In April, as part of the strategies in this direction, the app will begin offering a feature where customers can generate a QR code inside the store that will grant access to special purchase conditions, to be finalized at that same location.
“We want to increase the number of digitally savvy people in the store,” says the CEO. “This customer profile has three times the frequency of visits and their average ticket is exactly double that of a non-digitally savvy consumer.”
Just like digital, private label brands will also be strengthened. This area grew 34.7% and reached an 8.4% share of retail sales between October and December. Hygiene and beauty products stood out, accounting for 19.3% of private label items sold.

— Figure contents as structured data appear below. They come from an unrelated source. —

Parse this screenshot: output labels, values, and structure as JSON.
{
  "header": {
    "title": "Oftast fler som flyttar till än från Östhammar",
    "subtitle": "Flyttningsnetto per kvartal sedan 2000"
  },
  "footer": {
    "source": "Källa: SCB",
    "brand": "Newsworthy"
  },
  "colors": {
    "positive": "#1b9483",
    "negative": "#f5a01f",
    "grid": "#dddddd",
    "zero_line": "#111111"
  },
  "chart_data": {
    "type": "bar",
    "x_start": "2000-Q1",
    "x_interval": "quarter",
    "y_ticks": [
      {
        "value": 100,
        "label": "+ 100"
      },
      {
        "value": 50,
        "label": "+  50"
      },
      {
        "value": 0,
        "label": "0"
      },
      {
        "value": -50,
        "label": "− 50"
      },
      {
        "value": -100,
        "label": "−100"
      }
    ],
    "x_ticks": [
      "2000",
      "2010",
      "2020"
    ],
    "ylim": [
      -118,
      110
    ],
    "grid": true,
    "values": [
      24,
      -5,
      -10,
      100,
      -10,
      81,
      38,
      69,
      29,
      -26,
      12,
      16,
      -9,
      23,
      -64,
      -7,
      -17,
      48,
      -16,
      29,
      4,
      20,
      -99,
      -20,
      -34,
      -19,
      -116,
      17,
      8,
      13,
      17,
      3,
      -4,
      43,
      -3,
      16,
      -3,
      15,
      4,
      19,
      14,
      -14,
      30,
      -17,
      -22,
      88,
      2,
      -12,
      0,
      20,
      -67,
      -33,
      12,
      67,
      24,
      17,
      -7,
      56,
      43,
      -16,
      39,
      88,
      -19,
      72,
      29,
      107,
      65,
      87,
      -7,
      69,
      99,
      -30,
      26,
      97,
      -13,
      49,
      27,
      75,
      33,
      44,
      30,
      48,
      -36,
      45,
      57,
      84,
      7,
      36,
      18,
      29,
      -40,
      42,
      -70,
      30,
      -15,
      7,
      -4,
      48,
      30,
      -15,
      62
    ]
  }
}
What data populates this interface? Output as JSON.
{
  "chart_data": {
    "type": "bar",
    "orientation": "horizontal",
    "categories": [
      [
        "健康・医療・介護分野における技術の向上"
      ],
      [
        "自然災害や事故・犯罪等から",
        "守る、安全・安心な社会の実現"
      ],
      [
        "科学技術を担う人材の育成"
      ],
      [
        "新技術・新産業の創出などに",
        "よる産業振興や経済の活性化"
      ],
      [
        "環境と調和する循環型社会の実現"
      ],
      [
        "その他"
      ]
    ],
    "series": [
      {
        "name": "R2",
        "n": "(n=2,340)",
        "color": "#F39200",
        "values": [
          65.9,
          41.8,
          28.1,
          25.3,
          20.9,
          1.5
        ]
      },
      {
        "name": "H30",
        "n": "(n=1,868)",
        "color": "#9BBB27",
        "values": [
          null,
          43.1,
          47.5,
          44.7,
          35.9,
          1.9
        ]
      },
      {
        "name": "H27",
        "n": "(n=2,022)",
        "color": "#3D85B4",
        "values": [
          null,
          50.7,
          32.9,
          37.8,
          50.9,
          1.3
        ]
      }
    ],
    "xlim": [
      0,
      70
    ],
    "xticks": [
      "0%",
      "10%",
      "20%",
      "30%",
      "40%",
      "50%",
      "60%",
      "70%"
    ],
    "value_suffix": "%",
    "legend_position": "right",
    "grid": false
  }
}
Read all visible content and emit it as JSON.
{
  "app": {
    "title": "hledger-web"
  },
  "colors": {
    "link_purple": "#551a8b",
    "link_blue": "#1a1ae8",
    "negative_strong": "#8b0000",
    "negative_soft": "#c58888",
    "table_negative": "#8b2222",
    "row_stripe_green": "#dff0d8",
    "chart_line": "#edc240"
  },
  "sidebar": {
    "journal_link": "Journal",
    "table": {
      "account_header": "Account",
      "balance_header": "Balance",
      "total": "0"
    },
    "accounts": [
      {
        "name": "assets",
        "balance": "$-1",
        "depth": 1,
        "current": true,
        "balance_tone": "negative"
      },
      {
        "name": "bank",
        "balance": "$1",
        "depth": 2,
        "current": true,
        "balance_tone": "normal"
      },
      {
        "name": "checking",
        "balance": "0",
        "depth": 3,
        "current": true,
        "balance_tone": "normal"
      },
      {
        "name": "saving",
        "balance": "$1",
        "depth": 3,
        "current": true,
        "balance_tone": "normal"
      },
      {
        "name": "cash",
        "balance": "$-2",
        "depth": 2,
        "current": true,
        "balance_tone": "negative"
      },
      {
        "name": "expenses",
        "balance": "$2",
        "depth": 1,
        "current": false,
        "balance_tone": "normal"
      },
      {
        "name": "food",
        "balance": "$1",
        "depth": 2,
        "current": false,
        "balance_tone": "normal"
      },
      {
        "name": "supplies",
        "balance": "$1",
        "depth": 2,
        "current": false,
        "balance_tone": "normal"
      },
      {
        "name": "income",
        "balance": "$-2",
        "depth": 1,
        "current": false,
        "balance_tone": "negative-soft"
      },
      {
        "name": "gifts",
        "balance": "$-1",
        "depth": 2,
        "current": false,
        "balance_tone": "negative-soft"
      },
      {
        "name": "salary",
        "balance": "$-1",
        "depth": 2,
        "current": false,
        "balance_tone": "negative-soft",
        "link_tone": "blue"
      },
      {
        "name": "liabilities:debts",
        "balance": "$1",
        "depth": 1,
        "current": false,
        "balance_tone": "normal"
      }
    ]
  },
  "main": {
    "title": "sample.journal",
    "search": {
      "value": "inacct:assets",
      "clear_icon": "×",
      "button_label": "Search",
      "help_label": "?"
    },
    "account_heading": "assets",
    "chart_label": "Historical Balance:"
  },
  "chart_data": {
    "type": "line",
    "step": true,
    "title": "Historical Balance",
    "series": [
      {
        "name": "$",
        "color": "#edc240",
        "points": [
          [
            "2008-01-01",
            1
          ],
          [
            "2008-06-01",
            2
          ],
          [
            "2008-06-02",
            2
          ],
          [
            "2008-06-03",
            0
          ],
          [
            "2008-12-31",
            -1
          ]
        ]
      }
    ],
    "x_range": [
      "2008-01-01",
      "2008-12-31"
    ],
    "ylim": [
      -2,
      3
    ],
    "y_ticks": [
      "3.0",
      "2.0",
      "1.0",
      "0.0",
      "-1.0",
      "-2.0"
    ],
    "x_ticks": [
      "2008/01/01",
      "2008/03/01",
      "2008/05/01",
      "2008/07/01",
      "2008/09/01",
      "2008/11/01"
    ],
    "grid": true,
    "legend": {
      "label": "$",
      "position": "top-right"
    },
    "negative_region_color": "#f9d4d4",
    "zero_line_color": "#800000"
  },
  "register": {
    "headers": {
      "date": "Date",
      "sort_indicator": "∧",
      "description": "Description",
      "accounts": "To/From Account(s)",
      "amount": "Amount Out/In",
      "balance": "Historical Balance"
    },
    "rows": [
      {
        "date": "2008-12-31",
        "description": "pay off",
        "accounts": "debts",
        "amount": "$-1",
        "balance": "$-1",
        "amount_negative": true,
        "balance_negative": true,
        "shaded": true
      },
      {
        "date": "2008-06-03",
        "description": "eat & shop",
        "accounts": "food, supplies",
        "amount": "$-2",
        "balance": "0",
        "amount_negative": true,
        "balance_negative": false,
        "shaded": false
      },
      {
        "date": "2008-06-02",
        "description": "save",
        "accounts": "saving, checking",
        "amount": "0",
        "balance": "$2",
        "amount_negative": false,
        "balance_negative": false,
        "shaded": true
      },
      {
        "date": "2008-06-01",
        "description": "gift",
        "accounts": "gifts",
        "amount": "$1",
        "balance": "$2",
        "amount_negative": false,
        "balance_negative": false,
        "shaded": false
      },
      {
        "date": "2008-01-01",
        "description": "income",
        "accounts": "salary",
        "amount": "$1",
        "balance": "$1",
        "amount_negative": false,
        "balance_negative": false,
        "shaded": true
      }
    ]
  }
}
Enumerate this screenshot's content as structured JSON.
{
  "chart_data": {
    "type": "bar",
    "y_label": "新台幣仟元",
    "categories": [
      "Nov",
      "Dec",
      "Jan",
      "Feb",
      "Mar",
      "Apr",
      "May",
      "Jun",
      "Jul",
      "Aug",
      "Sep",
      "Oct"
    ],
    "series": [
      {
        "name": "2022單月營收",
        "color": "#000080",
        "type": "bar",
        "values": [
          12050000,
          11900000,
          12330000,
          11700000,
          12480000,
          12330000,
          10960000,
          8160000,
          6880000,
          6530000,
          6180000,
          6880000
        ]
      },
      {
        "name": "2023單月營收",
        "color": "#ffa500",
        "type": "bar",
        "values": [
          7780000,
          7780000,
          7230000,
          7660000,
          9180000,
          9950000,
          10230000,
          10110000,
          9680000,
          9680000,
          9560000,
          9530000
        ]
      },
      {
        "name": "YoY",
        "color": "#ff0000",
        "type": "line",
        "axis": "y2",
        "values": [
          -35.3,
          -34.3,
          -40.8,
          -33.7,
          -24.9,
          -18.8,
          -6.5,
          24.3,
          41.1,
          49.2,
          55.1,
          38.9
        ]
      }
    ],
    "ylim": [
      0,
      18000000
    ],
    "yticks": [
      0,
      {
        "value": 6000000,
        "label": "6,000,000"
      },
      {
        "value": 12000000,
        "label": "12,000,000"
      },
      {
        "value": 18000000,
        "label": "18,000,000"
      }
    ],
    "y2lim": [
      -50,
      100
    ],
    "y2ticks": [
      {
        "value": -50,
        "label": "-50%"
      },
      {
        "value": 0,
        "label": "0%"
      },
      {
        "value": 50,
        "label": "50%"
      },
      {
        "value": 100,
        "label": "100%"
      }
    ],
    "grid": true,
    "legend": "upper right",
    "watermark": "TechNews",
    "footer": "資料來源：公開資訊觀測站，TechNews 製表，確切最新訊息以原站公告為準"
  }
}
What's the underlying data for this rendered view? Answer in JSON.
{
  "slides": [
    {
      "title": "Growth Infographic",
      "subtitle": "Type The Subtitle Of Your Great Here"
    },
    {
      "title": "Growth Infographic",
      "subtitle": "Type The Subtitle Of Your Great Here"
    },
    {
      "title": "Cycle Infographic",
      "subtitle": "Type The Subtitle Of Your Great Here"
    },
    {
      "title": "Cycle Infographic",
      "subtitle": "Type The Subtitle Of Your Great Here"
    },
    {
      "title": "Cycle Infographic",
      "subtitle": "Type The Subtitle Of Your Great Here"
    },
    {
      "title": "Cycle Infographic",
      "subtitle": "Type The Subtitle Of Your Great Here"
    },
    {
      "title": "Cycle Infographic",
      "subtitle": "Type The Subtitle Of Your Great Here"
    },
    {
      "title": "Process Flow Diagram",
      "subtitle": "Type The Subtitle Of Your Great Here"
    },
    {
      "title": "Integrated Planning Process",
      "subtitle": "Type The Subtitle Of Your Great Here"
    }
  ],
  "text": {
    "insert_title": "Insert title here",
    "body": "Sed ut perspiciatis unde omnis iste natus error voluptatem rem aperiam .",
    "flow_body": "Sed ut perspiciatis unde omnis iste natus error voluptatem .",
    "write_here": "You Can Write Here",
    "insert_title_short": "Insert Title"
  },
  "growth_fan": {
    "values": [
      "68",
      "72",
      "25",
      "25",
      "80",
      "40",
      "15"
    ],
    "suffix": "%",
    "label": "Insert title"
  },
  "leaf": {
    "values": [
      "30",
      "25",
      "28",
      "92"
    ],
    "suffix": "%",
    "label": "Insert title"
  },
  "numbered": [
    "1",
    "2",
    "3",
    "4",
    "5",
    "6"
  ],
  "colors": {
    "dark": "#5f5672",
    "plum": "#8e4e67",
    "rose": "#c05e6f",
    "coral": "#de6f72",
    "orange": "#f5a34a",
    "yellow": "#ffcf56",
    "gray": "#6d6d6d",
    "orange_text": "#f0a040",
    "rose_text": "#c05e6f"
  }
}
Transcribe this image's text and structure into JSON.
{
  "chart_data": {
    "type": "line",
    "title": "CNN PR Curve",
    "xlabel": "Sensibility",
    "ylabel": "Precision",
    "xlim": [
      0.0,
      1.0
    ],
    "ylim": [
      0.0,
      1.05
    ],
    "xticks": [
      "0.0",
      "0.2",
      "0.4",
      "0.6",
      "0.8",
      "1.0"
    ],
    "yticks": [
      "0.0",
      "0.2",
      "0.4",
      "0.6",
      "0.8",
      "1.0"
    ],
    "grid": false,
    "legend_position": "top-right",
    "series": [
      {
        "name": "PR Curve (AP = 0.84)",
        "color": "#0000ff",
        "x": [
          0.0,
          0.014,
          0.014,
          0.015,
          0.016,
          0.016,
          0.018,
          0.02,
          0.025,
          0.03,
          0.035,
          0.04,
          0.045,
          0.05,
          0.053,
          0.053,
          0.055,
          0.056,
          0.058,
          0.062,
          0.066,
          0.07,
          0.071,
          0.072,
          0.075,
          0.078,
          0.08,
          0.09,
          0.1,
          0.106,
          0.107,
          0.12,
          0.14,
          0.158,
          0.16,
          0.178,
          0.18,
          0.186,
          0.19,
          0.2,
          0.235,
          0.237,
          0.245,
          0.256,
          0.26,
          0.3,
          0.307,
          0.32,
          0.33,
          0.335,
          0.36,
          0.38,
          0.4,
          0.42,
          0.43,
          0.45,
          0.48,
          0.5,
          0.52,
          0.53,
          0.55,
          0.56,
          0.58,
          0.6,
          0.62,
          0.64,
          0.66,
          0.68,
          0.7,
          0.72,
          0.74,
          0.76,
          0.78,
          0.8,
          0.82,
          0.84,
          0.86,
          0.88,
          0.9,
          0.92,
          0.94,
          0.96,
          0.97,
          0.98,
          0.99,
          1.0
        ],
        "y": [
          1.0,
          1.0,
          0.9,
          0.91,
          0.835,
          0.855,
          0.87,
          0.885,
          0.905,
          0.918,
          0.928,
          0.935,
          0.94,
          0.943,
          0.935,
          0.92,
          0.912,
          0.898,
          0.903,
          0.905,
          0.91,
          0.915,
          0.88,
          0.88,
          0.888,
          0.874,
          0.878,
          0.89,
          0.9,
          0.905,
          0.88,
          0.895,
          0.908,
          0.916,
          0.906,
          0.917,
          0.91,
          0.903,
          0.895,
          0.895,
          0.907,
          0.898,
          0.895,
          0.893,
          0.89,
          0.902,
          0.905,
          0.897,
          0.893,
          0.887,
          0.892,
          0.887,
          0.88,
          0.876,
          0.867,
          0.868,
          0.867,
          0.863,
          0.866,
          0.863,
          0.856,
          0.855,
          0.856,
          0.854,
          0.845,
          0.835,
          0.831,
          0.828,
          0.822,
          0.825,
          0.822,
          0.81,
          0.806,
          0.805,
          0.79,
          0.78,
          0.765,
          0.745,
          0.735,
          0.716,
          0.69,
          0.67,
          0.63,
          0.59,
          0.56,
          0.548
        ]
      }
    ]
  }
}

With over 1,200 SKUs and 310 product launches planned for 2025, Panvel is already projecting new lines in categories such as makeup and food supplements. According to executives, the latter is also being driven by the advancement of GLP-1 medications.
Contrary to the acceleration in these areas, Panvel will continue to adopt a more conservative stance regarding its store expansion strategy this year. The projection is to open 45 units during this period, compared to the average of 60 openings prior to 2025 – in the year, there were 42 new points of sale.
“This year, 2026, is still a period of great harvest and productivity in our existing store base,” says Napp. “We have an extremely favorable sales climate and we are able to grow by expanding with 45 units. But we will prioritize other areas.”
Panvel's shares closed the day on the B3 with a slight drop of 0.49%, quoted at R$ 14.23. However, year-to-date, the shares have accumulated an appreciation of 18.6%, valuing the company at R$ 2.1 billion.